Julie cogió el álbum y marchó hacia el sillón de al lado de la ventana, en donde podría concentrarse para estudiar su composición más reciente. Thomas se quedó ante el escritorio, observándola ansioso.

Sus poemas gráficos no contaban historias ni tenían una narrativa reconocible pero no eran tampoco un montón de imágenes agrupadas al azar. La espiral de una iglesia, un ratón, una mujer hermosa con un traje de noche verde esmeralda, un campo de margaritas, una lata de pina Dole, una luna creciente, rubíes destellando sobre un paño de terciopelo negro, un pez con la boca abierta, un niño riendo, una monja orando, una mujer llorando sobre el cuerpo deshecho de su amante en alguna zona de guerra olvidada de Dios, un paquete de Lifesavers, un cachorro con orejas colgantes, unas monjas vestidas de negro con almidonadas tocas blancas…, él atesoraba todo eso y otras miles de fotografías en cajas de recortes, y allí seleccionaba los elementos de sus composiciones. Desde el principio, Bobby percibió un acierto misterioso en muchos de los poemas, una simetría demasiado fundamental para ser definida, yuxtaposiciones que eran ingenuas y profundas a un tiempo, ritmos tan reales como evasivos, una visión personal sencilla de ver pero demasiado esotérica para su comprensión en un grado significativo. Al correr de los años, Bobby había comprobado que los poemas mejoraban y eran cada vez más satisfactorios aunque él los comprendiera tan poco que le era imposible explicar cómo discernía esas mejoras; sabía sólo que estaban allí.

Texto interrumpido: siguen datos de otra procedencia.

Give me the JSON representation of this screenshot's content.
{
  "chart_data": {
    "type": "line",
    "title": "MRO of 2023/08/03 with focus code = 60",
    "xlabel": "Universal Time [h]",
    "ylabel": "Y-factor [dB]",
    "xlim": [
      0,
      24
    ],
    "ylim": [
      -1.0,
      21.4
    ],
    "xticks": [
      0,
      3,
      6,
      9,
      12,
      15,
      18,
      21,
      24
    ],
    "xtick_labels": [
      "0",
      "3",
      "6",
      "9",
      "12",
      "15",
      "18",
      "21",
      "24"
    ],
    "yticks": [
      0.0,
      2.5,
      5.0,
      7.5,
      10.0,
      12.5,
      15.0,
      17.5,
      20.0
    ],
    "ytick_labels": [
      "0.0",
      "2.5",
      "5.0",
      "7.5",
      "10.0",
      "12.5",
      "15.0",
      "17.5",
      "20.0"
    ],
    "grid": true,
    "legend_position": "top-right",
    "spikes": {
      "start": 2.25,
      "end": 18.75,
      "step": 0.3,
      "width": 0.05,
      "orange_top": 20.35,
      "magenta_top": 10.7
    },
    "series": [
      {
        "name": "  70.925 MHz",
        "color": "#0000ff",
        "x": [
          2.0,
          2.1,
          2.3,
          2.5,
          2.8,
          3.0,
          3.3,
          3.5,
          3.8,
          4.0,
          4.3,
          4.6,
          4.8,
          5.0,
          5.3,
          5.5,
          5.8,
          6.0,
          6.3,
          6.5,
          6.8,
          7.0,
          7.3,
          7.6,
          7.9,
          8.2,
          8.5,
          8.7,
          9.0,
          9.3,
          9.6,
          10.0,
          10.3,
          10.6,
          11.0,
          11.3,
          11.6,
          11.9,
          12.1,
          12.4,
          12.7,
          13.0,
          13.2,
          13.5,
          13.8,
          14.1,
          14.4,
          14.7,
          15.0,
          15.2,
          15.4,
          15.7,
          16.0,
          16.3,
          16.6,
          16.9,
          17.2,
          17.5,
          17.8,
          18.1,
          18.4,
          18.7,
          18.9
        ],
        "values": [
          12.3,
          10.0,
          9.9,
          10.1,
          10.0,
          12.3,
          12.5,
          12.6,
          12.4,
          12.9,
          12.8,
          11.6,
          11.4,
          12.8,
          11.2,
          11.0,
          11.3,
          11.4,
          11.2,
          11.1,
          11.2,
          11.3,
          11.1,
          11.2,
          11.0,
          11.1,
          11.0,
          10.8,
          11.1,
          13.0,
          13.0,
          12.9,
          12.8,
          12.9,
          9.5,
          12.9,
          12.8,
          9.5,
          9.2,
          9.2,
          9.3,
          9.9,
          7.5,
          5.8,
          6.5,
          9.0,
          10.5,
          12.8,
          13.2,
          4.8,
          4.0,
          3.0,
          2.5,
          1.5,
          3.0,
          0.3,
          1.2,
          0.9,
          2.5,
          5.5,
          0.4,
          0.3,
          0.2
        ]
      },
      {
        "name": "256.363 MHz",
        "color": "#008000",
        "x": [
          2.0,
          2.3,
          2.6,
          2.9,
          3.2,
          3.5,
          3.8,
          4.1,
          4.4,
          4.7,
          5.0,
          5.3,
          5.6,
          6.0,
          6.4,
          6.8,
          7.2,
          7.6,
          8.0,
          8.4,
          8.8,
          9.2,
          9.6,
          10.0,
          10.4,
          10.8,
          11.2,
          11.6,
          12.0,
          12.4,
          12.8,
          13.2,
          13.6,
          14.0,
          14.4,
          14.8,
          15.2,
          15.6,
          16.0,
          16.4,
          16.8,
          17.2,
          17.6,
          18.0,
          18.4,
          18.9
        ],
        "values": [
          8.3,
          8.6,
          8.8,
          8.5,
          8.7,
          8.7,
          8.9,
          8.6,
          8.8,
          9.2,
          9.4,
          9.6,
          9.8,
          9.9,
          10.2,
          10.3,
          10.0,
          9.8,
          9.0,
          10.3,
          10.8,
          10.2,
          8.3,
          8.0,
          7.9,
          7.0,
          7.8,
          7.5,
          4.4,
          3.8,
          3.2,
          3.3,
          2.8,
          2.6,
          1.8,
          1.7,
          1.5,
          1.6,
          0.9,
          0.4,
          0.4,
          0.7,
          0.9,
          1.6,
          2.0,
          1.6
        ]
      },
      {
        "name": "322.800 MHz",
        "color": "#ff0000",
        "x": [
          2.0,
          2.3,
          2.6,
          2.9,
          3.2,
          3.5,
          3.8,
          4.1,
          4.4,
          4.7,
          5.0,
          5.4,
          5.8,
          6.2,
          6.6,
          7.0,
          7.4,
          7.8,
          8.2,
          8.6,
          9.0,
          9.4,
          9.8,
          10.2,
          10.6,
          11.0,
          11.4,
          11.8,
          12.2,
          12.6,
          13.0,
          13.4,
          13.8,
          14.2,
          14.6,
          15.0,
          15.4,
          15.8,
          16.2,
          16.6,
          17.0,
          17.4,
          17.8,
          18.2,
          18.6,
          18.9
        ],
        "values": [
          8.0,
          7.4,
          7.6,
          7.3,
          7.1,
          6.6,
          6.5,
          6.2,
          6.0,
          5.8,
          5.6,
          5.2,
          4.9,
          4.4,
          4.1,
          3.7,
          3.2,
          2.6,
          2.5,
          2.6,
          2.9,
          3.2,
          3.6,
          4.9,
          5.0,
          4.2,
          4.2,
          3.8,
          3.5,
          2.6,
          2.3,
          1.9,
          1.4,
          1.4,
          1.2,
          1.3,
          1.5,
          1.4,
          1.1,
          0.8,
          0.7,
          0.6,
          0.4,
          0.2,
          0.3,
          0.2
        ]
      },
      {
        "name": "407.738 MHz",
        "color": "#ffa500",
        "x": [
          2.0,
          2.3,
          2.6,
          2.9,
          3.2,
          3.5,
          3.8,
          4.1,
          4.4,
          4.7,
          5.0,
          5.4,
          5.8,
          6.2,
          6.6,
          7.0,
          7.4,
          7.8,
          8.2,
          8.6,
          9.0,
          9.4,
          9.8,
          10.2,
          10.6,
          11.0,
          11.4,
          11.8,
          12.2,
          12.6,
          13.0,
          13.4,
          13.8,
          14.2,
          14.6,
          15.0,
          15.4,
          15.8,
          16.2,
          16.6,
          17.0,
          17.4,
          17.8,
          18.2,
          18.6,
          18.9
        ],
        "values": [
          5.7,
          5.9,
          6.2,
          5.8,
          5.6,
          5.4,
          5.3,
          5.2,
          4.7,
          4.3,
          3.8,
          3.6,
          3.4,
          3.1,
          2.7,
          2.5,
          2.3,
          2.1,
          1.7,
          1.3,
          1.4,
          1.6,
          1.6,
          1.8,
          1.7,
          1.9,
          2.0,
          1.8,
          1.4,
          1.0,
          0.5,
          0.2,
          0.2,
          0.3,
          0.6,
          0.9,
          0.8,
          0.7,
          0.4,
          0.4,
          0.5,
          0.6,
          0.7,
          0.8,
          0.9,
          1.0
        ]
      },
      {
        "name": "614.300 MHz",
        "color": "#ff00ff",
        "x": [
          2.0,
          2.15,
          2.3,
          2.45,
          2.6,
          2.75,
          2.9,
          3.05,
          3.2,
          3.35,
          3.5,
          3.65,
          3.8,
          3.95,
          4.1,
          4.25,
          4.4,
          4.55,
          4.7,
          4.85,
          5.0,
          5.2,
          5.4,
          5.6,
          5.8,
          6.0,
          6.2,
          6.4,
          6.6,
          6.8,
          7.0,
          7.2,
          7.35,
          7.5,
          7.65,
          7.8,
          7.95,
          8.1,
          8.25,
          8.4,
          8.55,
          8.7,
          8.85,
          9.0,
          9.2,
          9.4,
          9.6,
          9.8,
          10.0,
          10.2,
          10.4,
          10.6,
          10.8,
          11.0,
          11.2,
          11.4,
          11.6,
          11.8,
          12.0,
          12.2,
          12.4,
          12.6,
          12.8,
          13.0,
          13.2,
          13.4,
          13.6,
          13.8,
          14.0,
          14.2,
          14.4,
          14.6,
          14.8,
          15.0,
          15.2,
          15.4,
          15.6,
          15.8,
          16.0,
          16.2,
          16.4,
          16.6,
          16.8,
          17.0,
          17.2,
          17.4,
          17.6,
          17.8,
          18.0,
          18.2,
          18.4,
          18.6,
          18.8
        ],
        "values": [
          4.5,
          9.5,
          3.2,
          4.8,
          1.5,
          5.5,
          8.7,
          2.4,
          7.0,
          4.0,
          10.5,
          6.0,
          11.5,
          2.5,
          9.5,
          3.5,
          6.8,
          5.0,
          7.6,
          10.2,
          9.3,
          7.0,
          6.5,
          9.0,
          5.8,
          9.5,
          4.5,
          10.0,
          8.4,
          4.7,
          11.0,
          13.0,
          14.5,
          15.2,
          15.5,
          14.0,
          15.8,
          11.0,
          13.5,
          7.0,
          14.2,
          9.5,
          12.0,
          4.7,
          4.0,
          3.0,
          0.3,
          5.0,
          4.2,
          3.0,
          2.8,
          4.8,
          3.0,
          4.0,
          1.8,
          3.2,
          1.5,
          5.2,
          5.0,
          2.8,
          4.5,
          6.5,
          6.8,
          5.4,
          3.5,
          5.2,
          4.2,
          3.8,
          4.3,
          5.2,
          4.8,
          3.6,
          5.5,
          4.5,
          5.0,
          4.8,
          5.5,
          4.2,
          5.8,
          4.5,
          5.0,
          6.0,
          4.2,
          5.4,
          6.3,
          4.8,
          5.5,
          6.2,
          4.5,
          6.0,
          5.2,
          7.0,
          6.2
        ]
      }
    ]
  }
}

Julie levantó la vista de las dos páginas del álbum y dijo:

– Esto es magnífico, Thomas. Casi me dan ganas de correr a esa hierba, plantarme bajo el cielo y, quizás, incluso bailar o echar la cabeza hacia atrás y reír. Me hace sentir la alegría de estar viva.

– ¡Sí! -exclamó Thomas, arrastrando la palabra y aplaudiendo.

Ella pasó el libro a Bobby y éste se sentó en el borde de la cama para leerlo.

La cosa más intrigante de los poemas de Thomas era la respuesta emocional que suscitaban de forma invariable. Ninguno dejaba impávido al lector, como lo harían unas cuantas imágenes reunidas al azar. Cuando Bobby veía la obra de Thomas, unas veces reía con ganas, otras se conmovía tanto que necesitaba reprimir las lágrimas y otras sentía miedo o tristeza, compasión o asombro. Él no se explicaba por qué respondía así a aquellas composiciones; el efecto se resistía siempre a todo análisis. Las obras de Thomas funcionaban en algún plano muy primitivo, provocando la reacción de una región del pensamiento mucho más profunda que el subconsciente.

El último poema no fue una excepción. Bobby sintió lo que había sentido Julie: que la vida era buena; que el mundo era hermoso; júbilo ante el mero hecho de la existencia.

Levantó la vista del álbum y vio que Thomas estaba esperando su reacción con tanta ansiedad como la de Julie, quizá una muestra de que apreciaba la opinión de Bobby tanto como la de ella aunque él no mereciera todavía un abrazo tan largo y caluroso como el dado a Julie.

– ¡Vaya! -murmuró-. Escucha, Thomas, esto me produce tal sensación de cosquilleo… que se me encogen los dedos de los pies.

Thomas sonrió.

A veces, Bobby miraba a su cuñado y sentía que dos Thomas compartían aquel cerebro tristemente deformado. El Thomas número uno era el subnormal, dulce pero tonto. El Thomas número dos era tan avispado como cualquiera pero ocupaba sólo una parte pequeña del cerebro lesionado que compartía con el Thomas número uno, una cámara central desde la cual no tenía comunicación directa con el mundo exterior. Todos los pensamientos del Thomas número dos debían pasar por el filtro cerebral del Thomas número uno, así que terminaban asemejándose a los pensamientos de este último; por consiguiente, el mundo no podía saber que el número dos estaba allí pensando, sintiendo y totalmente vivo… a no ser por la prueba de los poemas gráficos, cuya esencia sobrevivía incluso después de haber pasado por el filtro del Thomas número uno.